Adventures Of Wildboar
Wednesday, November 09, 2005
「 invaded it on 3:09 PM 」

I feel terrible, I feel bad. I woke up with a throat full of flam. From past experience, the flam is there because my body pushing out all the toxins in my system. It has been 10 days since I last touched a fag. I have lost my appetite. Ya, I am still eating but I am eating for the sake of eating. I lost the joy of eating, all the food taste the same.

I feel like a zombie. Every week is the same. Going to school for lessons to get a piece of paper after 3 years, but end up getting more confused. Going to work at night while my friends are enjoying the night out. But I have to work, I got my bills to pay, my policies to pay and my stomach to feed. Suffer now, enjoy later.
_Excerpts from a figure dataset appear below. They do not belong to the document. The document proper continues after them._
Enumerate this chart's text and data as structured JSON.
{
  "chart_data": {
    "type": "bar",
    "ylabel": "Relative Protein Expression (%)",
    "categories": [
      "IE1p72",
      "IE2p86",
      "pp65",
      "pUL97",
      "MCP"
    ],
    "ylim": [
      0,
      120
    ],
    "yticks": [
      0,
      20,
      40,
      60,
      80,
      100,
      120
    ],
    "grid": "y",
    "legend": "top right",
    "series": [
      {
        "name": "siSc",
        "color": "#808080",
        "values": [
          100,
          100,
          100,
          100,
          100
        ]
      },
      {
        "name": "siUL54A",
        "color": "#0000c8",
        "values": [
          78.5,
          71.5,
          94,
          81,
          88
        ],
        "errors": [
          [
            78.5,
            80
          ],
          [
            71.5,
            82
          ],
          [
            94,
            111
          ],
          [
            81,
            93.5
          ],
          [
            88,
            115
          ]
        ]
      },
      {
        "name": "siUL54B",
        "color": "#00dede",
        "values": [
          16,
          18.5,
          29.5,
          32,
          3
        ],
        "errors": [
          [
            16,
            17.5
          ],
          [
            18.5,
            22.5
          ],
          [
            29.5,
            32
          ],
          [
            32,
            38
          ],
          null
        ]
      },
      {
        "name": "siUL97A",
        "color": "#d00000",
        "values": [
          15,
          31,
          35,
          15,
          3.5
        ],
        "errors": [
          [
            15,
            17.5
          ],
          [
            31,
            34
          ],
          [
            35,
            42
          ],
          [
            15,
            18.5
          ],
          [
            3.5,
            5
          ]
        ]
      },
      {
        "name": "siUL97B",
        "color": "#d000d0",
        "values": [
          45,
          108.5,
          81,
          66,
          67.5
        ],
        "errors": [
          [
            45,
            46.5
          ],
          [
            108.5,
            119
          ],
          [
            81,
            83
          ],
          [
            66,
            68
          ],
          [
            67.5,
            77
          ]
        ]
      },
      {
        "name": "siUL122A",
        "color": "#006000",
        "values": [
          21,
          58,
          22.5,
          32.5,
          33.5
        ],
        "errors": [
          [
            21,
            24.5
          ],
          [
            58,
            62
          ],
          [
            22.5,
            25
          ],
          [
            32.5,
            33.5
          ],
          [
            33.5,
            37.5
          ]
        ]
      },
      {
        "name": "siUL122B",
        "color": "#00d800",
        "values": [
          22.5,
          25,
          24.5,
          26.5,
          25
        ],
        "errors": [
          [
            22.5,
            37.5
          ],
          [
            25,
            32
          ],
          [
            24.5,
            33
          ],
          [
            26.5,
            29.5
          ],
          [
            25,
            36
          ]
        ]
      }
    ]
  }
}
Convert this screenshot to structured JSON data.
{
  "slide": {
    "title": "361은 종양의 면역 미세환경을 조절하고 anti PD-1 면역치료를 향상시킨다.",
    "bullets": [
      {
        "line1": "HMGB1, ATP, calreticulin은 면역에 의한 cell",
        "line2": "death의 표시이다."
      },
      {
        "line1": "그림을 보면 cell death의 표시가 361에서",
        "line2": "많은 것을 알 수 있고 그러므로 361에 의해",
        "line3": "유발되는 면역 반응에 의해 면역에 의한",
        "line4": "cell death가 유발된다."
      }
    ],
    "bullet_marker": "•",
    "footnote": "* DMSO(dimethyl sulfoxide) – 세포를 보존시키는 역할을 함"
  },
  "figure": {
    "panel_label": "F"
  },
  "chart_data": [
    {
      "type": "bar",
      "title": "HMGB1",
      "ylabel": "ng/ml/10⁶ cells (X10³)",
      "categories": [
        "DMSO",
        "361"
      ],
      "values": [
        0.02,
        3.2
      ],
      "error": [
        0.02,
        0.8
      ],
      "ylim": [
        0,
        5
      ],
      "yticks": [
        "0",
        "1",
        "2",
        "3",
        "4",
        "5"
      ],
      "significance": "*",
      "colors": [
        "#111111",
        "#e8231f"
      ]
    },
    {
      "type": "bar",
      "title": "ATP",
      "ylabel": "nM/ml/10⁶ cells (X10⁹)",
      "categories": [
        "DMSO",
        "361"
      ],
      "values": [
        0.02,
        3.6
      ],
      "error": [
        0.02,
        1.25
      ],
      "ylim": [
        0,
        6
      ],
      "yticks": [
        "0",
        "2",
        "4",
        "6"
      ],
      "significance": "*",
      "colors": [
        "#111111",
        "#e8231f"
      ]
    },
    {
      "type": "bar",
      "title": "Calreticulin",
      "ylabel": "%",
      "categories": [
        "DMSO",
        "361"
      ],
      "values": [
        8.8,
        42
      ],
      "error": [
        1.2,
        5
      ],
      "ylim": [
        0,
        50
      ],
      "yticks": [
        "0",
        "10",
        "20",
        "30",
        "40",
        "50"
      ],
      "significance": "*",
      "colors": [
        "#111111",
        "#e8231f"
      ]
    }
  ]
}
On Monday, we were playing soccer and Natalie was watching Wayne play. Memories begin to flood my mind. I miss the days we used to play soccer everyday and Germs would be there watching. I dont know if she was watching me or the whole class. But still it was a great feeling. It has been more than 12 years, but she is one of the reason for my wonderful childhood...

My home is like a hotel and cybercafe. I am just there to sleep every night or sitting in front of the comp. There is nothing much to do at home, my parents are always in front of the TV. My mum is always nagging about the same things and there are things in life you just cant tell your mum. I tried to tell once, but she end up nagging about the same old things. My Dad? He is only concern when I can start working full time again and give him pocket money. My brother? I havent seen much of him since god knows when... I think since 1997 till now I have seen since for about 2-3 years out of the 8. Right now, he got know someone who stays in town area and doesnt go home much.

How come my life sounds so bad ah? Its not that bad actually, just wanna get the bad memories out of my system and retain the good memories in my head.